Глобализация и политика
Политические последствия глобализации многогранны; они проявляются как на уровне отдельных стран, так и мировой политической системы в целом. Прежде всего, коренным образом пересматривается само понятие национального государства, сложившееся в Европе в XVI веке и окончательно оформившееся в ХУШ-Х1Х веках. Основной принцип «классической» государственности — сочетание суверенитета, территории и легитимности, — благодаря глобализационным процессам оказался серьезно девальвированным. Все большая проницаемость границ и потеря монопольного контроля над собственной территорией серьезно ограничивают государственную власть в распоряжении ресурсами, отправлении правосудия, ведении внешней политики. Понятно, что в этих условиях основы межгосударственных отношений также подверглись ревизии. В итоге формальное равенство государств, невмешательство во внутренние дела, территориальный суверенитет более не являются политическими аксиомами (Cooper 2003). Наиболее радикальные представители этой точки зрения утверждают даже, что сохранение вестфальской модели выгодно только странам-аутсайдерам, для которых суверенитет выступает лишь козырем в их торговле с государствами-лидерами глобализации. [См. статью Суверенитет.]

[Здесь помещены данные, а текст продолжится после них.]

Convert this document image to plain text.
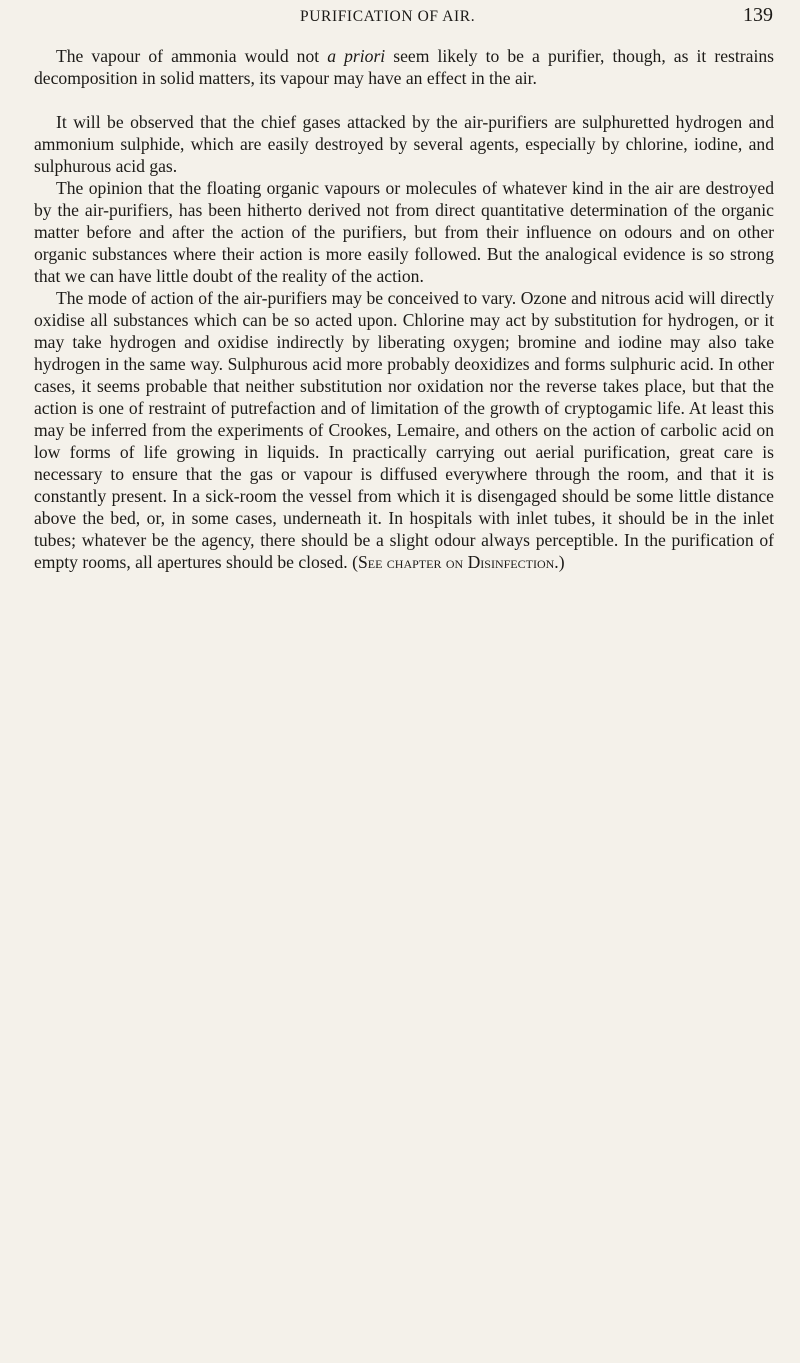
PURIFICATION OF AIR.	139

The vapour of ammonia would not a priori seem likely to be a purifier, though, as it restrains decomposition in solid matters, its vapour may have an effect in the air.

It will be observed that the chief gases attacked by the air-purifiers are sulphuretted hydrogen and ammonium sulphide, which are easily destroyed by several agents, especially by chlorine, iodine, and sulphurous acid gas.

The opinion that the floating organic vapours or molecules of whatever kind in the air are destroyed by the air-purifiers, has been hitherto derived not from direct quantitative determination of the organic matter before and after the action of the purifiers, but from their influence on odours and on other organic substances where their action is more easily followed. But the analogical evidence is so strong that we can have little doubt of the reality of the action.

The mode of action of the air-purifiers may be conceived to vary. Ozone and nitrous acid will directly oxidise all substances which can be so acted upon. Chlorine may act by substitution for hydrogen, or it may take hydrogen and oxidise indirectly by liberating oxygen; bromine and iodine may also take hydrogen in the same way. Sulphurous acid more probably deoxidizes and forms sulphuric acid. In other cases, it seems probable that neither substitution nor oxidation nor the reverse takes place, but that the action is one of restraint of putrefaction and of limitation of the growth of cryptogamic life. At least this may be inferred from the experiments of Crookes, Lemaire, and others on the action of carbolic acid on low forms of life growing in liquids. In practically carrying out aerial purification, great care is necessary to ensure that the gas or vapour is diffused everywhere through the room, and that it is constantly present. In a sick-room the vessel from which it is disengaged should be some little distance above the bed, or, in some cases, underneath it. In hospitals with inlet tubes, it should be in the inlet tubes; whatever be the agency, there should be a slight odour always perceptible. In the purification of empty rooms, all apertures should be closed. (See chapter on Disinfection.)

Взаимозависимость различных сегментов современного мира привела к небывалому распространению всевозможных международных объединений и организаций, причем как межгосударственных, так и негосударственных. Если в 1909 году в мире насчитывалось 37 межправительственных и 176 международных неправительственных организаций, то в середине 1990-х годов их было уже 260 и 5500 соответственно (Held, McGrew 2002: 11). Современное государство, опутанное сетями региональных и всемирных взаимосвязей, обеспечиваемых огромным количеством договоренностей, не в состоянии сугубо самостоятельно определять свой политический курс. Одним из наиболее поразительных новшеств глобализации стало то, что организованное насилие, обычно осуществляемое государственной властью индивидуально, сегодня также превратилось в многостороннее дело.
Обобщая, можно констатировать, что в современном мире сосуществуют две арены глобальных сообществ. Во-первых, это общество государств, в котором ключевую роль по-прежнему играют, хотя и со значительными оговорками, суверенитет отдельных стран и правила дипломатии. Во-вторых, это поле транснациональной субполитики, которая характеризуется:
— сосуществованием и постоянным взаимодействием таких непохожих друг на друга транснациональных организаций, как Всемирный банк, католическая церковь, сети ресторанов быстрого питания, наркокартели и т. п.;
— наличием транснациональных проблем типа глобального изменения климата, международной торговли наркотиками, распространения СПИДа, терроризма, которые определяют глобальную политическую повестку дня;
— развертыванием транснациональных событий, к которым можно отнести не только президентские выборы в США или войну в Ираке, но и чемпионаты мира по футболу или конкурсы Евровидения;
— возникновением транснациональных общностей различных типов, основанных, в частности, на религии, обладании знаниями, политических или социальных предпочтениях.
Среди политических феноменов, которые ускорили после завершения Второй мировой войны становление глобального мира выделяются следующие: отказ США от самоизоляции, определявшей развитие этой страны до 1945 года; деколонизация, покончившая с фрагментацией мировой экономики на отдельные имперские зоны; крушение СССР и советского блока, способствовавшее утверждению капитализма на большей части Евразии. Политические последствия глобализации неоднородны: она в различной степени затрагивает разные государства. По мнению ее критиков, в глобализационной парадигме на сегодняшний день развиваются лишь три региональные зоны — Европа, Северная Америка и Восточная Азия, в которых осуществляется 85 процентов всех торговых операций и производится 90 процентов продукции передовых отраслей. Причем каждая из упомянутых зон в основном замкнута на себя — в ущерб кооперации и интеграции с партнерами (Held, McGrew 2002: 20). Опираясь на подобные данные, отдельные аналитики, перефразируя Вольтера (1694—1778), утверждают, что, подобно Священной Римской империи германской нации, которая не была ни священной, ни римской, ни имперской, новый мировой порядок не отличается ни новизной, ни глобальностью, ни упорядоченностью.